É, obrigado, pensou John, espremendo as calças e a camisa amarrotada. Ele queria limpar os olhos, mas as mãos estavam molhadas.

A Sra. Burt entregou-lhe a sacola.

– Venha – disse. – Vou te escrever um bilhete.

– Pra quê?

– Pra levar pro seu orientador.

John respirou fundo.

– Não posso andar pelo corredor deste jeito – disse ele, com a voz entrecortada.

– Que quer que eu faça, John? – Tratava-se, obviamente, de uma pergunta retórica. A Sra. Burt nem o olhava. John a acompanhou até a sala da treinadora e esperou pelo bilhete.

Depois o pegou o bilhete e disparou para o corredor. Assim que chegou lá, as lágrimas brotaram de vez. Não dava para andar ao redor da escola daquele jeito – de uniforme. Na frente dos meninos... E de todo mundo. Na frente da Molly. Gente, ela devia estar vendendo ingressos para quem quisesse ver o show. John não conseguiria. Não naquelas roupas.

Não era só o uniforme que era feio. (Lembre-se, poliéster. Peça única. Faixas vermelhas e brancas, mais um zíper branco comprido.)

Era extremamente apertado.

Era uma verdadeira monstruosidade naquele uniforme. Um desastre.

As pessoas já estavam aparecendo para a aula de Educação Física seguinte. A sacola pingava.

Sem pensar muito bem, John fez a curva errada no corredor e foi em direção à porta que dava para o campo de futebol. Agiu como se fosse normal andar lá fora no meio do dia, como se estivesse empenhada em alguma missão do tipo choro/pouca-roupa/sacola-pingando.

A porta se fechou, e John recostou-se nela, entregando-se. Só por um minuto. Meu Deus. Meu Deus.

Havia um latão de lixo do lado de fora da porta, e ele se levantou e meteu a sacola ali dentro. Limpou as lágrimas com a manga do uniforme. Certo, disse a si mesmo, respirando fundo, recomponha-se. Não deixe que te atinjam. Aquelas calças que estavam no lixo eram novinhas. E os sapatos favoritos. Da Vans. Ele foi até o latão e balançou a cabeça, enfiando a mão para pegar a sacola. Vá pro inferno, Molly. Vá pro inferno pra sempre.

Respirou fundo mais uma vez. Tudo bem, disse a si mesmo, você consegue.

Não havia salas de aula naquele canto da escola, então, pelo menos, não havia ninguém para ver. John pôs-se a andar. Caminhou grudada no prédio e, quando virou à direita, passou por baixo da fileira de janelas. Pensou em ir direto para casa, o que talvez fosse pior. Definitivamente, seria mais demorado.

Se conseguisse chegar à porta de entrada, as salas dos orientadores ficavam logo ali. A Sra. Dunne poderia ajudá-lo. Não diria para ela não chorar.

O segurança da entrada agiu como se John não fosse o primeiro garoto de uniforme de ginástica a passar por ali. Ele checou o bilhete e fez sinal para que seguisse.

Quase lá, pensou John. Não corra, queixo erguido, só mais algumas portas...

Ele devia ter imaginado que Sherlock sairia de alguma delas.

Desde o primeiro dia em que se viam, John sempre o via em locais inesperados. Era como se suas vidas fossem linhas que se entrecruzavam, como se gravitassem em torno um do outro. Geralmente, esse serendipismo lhe parecia a maior dádiva do universo.

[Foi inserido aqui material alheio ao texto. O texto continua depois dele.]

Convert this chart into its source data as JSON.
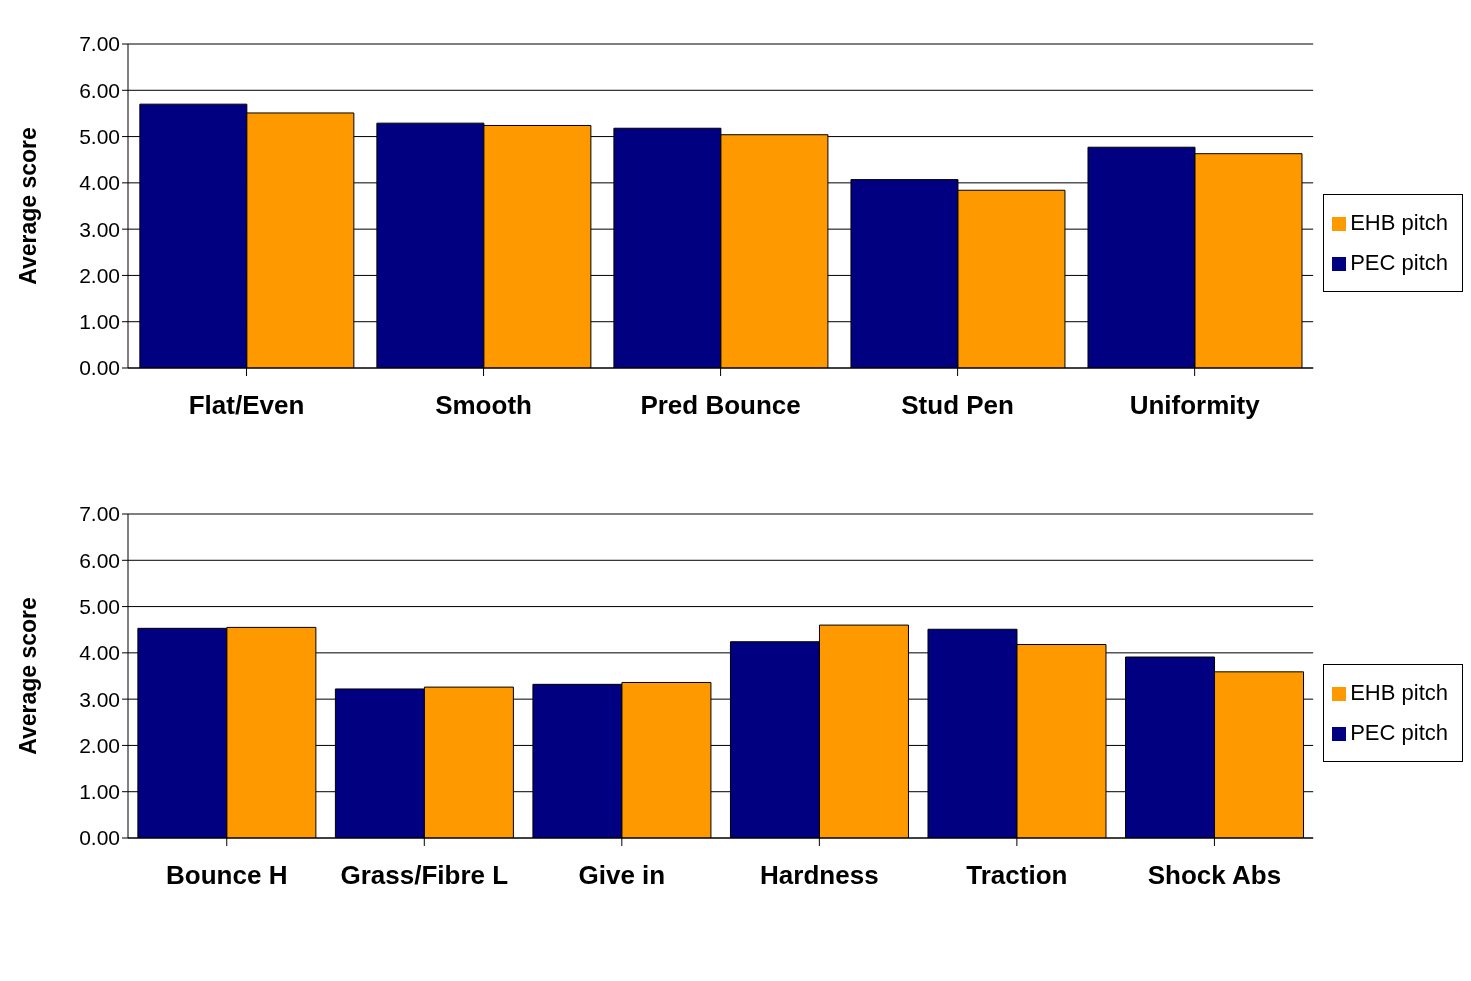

Sherlock saiu de uma porta no lado oposto do corredor e parou assim que o viu. Ele tentou desviar o olhar, mas não o fez a tempo. O rosto de Sherlock ficou vermelho feito tomate. Encarou-o. John puxou os shorts para baixo e cambaleou adiante, correndo pelos últimos metros que o separavam das salas dos orientadores.

* * *

– Você não precisa mais voltar pra lá – disse a mãe depois que John lhe contou a história toda. (Quase a história toda.)

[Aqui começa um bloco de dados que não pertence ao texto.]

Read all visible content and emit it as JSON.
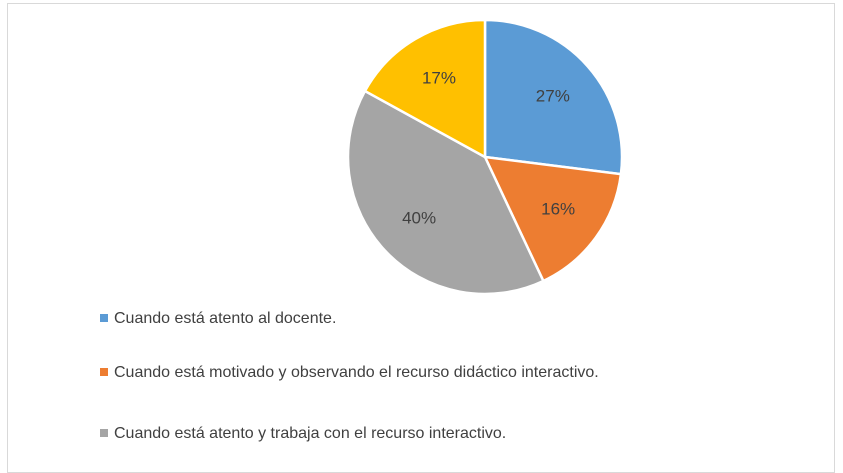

John pensou por um momento sobre o que faria se não voltasse mais para a escola. Ficaria em casa o dia todo? E o que mais?

– Tudo bem – disse ele. A Sra. Dunne levara Eleanor até em casa no próprio carro, e prometera trazer um cadeado para pôr no armário do garoto.

A mãe virou a sacola dentro da banheira e começou a enxaguar as roupas, entortando o nariz, mesmo que elas não cheirassem assim tão mal.

– Esses meninos são tão ruins... – disse. – Você tem sorte de ter uma amiga em quem confia. – John deve ter feito cara de confusão. – Molly – explicou a mãe. – Você tem sorte de ter a Molly.

John fez que sim.

Ele ficou em casa naquela noite. Ainda que fosse sexta-feira, e a família de Sherlock sempre assistisse a filmes e comesse pipoca às sextas-feiras.

Ele não poderia sequer encarar Sherlock. Tudo o que veria dali por diante seria aquela expressão dele, no corredor. E ele se sentia como se ainda estivesse lá, de uniforme.